Jean de Dieu Moukagni-Iwangou ne s’est pas rendu au palais de justice de Libreville ce vendredi 18 mai. Représenté par ses avocats, le président exécutif de l’US a bénéficié d’un renvoi de l’audience prévue ce jour. Celle-ci devrait se tenir le mardi 22 mai prochain à la chambre civile du tribunal de première instance de Libreville.

Bien que regrettant cette décision de renvoi de l’audience, la présidente du MJU et ses conseils n’ont pas caché leur détermination à aller jusqu’au bout de leur démarche. Pour la jeune leadeur politique, il en va du respect des textes et de l’image du parti.

«Cette situation, qui manifestement déteint sur la cohésion au sein de notre structure politique, pose un problème : celui de la responsabilité de chaque militant face au respect des textes du parti. En effet, tout militant, fut-il le président, est obligé de respecter les statuts et règlement intérieur. Cette obligation a pour corollaire l’obligation qui pèse sur chacun des militants de veiller à ce que les statuts soient respectés par tous», s’est-elle exprimée ce 18 mai.

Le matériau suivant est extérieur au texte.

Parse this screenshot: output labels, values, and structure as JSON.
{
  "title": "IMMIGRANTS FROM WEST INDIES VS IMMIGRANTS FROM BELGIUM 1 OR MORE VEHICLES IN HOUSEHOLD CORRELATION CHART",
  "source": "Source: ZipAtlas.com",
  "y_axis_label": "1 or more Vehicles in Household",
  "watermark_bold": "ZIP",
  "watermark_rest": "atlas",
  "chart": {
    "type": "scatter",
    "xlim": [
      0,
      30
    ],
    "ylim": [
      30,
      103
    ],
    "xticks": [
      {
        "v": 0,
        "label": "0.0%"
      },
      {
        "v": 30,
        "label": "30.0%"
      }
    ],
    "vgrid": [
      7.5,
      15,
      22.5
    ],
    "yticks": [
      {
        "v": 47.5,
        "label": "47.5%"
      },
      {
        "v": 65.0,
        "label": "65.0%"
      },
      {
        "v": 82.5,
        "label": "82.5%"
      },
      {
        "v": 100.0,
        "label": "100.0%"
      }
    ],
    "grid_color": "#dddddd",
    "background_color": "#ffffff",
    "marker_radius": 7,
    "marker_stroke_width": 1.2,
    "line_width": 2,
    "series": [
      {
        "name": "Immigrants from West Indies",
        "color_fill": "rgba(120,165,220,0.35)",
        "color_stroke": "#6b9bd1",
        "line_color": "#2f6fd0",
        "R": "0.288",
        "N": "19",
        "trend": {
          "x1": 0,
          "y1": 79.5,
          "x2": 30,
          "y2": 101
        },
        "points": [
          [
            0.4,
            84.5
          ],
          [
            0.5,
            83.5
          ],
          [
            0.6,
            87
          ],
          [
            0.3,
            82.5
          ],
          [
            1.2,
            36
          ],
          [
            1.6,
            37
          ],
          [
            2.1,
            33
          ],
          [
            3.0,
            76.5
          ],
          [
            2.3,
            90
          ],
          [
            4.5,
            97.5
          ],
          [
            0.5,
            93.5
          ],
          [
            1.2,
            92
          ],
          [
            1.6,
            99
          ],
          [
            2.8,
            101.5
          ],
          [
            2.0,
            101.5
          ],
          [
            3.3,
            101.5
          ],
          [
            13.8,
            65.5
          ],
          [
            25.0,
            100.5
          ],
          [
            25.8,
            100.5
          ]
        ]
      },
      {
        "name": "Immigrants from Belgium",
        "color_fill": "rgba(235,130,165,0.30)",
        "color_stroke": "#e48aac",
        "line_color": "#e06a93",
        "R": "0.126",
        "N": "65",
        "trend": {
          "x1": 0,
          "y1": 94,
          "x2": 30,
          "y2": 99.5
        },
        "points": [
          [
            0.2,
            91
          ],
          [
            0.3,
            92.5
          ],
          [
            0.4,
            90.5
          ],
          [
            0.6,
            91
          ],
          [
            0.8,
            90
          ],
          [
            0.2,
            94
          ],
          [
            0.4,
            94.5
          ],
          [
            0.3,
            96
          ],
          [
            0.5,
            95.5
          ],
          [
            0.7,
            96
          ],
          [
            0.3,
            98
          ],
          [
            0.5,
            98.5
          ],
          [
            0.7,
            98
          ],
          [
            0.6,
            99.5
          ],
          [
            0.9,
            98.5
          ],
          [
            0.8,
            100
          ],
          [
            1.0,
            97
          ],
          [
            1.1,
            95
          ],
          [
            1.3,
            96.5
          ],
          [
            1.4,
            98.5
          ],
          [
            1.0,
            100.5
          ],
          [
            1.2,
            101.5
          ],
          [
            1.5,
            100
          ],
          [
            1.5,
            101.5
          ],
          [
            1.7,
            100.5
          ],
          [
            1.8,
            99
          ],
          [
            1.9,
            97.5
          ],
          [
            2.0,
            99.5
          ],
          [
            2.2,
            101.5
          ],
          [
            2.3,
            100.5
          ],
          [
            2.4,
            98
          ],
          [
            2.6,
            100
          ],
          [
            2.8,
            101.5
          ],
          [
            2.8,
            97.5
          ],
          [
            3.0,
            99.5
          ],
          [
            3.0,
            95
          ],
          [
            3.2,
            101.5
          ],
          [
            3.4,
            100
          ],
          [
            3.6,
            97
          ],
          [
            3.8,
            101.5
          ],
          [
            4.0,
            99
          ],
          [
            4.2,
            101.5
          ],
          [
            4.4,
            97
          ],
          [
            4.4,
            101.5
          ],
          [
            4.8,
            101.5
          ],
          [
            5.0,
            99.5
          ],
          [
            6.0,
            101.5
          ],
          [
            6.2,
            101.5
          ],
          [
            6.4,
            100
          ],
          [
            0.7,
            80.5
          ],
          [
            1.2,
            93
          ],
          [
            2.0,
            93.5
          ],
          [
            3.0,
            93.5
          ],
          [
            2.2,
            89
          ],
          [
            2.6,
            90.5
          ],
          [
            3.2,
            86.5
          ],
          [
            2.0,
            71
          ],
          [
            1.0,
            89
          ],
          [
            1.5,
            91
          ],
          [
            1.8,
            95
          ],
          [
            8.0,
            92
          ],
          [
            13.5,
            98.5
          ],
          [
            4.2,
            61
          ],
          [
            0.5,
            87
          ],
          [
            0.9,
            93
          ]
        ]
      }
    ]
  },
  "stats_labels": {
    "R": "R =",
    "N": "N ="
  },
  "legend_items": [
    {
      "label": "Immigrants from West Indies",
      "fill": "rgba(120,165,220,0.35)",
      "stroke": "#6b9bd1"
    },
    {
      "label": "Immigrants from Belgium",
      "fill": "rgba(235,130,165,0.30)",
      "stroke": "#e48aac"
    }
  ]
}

Soutenant que sa démarche «n’a rien de personnelle», parce que fondée sur «les principes et les valeurs» régissant leur formation politique, Elza-Ritchuelle Boukandou dit avoir été à la bonne école : «J’ai la conviction que le président Moukagni est fier de ma démarche parce que c’est ce que nous avons toujours fait ensemble. C’est inscrit dans notre ADN politique. A notre place, je suis convaincue qu’il aurait fait la même chose.» La présidente du MJU a également assuré avoir le soutien de certains vice-présidents de l’US.

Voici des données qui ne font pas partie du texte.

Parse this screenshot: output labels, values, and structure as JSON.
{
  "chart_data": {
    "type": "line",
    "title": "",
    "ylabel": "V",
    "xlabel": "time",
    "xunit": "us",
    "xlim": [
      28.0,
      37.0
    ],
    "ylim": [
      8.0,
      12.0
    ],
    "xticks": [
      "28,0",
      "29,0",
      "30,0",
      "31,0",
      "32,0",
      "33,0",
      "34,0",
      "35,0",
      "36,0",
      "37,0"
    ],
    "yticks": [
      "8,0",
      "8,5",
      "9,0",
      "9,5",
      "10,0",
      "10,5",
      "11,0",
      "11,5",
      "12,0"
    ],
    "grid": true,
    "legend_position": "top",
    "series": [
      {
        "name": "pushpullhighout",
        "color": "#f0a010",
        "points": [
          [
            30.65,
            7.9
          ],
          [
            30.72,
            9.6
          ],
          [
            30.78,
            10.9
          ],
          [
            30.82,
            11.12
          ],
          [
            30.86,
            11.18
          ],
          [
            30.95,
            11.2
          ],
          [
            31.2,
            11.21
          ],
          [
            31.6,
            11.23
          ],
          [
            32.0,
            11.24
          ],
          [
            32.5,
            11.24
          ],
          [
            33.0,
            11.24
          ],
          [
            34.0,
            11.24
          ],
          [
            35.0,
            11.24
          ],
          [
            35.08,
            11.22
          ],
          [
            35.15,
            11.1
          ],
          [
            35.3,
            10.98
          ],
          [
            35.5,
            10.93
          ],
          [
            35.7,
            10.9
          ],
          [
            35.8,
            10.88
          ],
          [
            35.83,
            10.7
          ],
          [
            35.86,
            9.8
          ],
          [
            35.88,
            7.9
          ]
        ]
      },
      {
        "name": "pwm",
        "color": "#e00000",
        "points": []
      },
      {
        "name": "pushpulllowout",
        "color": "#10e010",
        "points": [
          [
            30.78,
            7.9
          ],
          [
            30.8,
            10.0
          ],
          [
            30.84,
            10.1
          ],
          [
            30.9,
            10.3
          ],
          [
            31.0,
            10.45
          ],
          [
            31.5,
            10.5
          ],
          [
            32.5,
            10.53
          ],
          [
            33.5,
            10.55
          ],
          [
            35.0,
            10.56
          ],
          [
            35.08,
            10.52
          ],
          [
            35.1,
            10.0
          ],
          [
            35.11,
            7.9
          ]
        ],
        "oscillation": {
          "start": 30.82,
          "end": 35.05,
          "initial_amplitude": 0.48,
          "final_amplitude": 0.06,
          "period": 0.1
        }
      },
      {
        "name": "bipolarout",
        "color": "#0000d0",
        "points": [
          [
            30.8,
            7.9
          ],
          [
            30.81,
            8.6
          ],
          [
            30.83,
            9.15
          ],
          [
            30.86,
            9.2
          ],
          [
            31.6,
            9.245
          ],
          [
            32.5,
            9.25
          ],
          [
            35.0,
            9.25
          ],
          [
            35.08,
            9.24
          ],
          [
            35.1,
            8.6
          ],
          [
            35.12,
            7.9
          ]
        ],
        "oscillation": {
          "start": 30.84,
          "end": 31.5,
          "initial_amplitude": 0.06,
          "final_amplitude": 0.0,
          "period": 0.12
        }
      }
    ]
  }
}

Le 15 mai dernier, Elza-Ritchuelle Boukandou a assigné l’actuel ministre d’Etat à l’Enseignement supérieur à comparaître pour le contraindre à tirer les conséquences de son entrée au gouvernement, conformément à l’article 48 bis du règlement intérieur de leur parti qui dispose que «toute participation d’un militant dans un gouvernement, une instance parlementaire ou un camp politique opposé à la position du Parti, expose ce dernier à la radiation».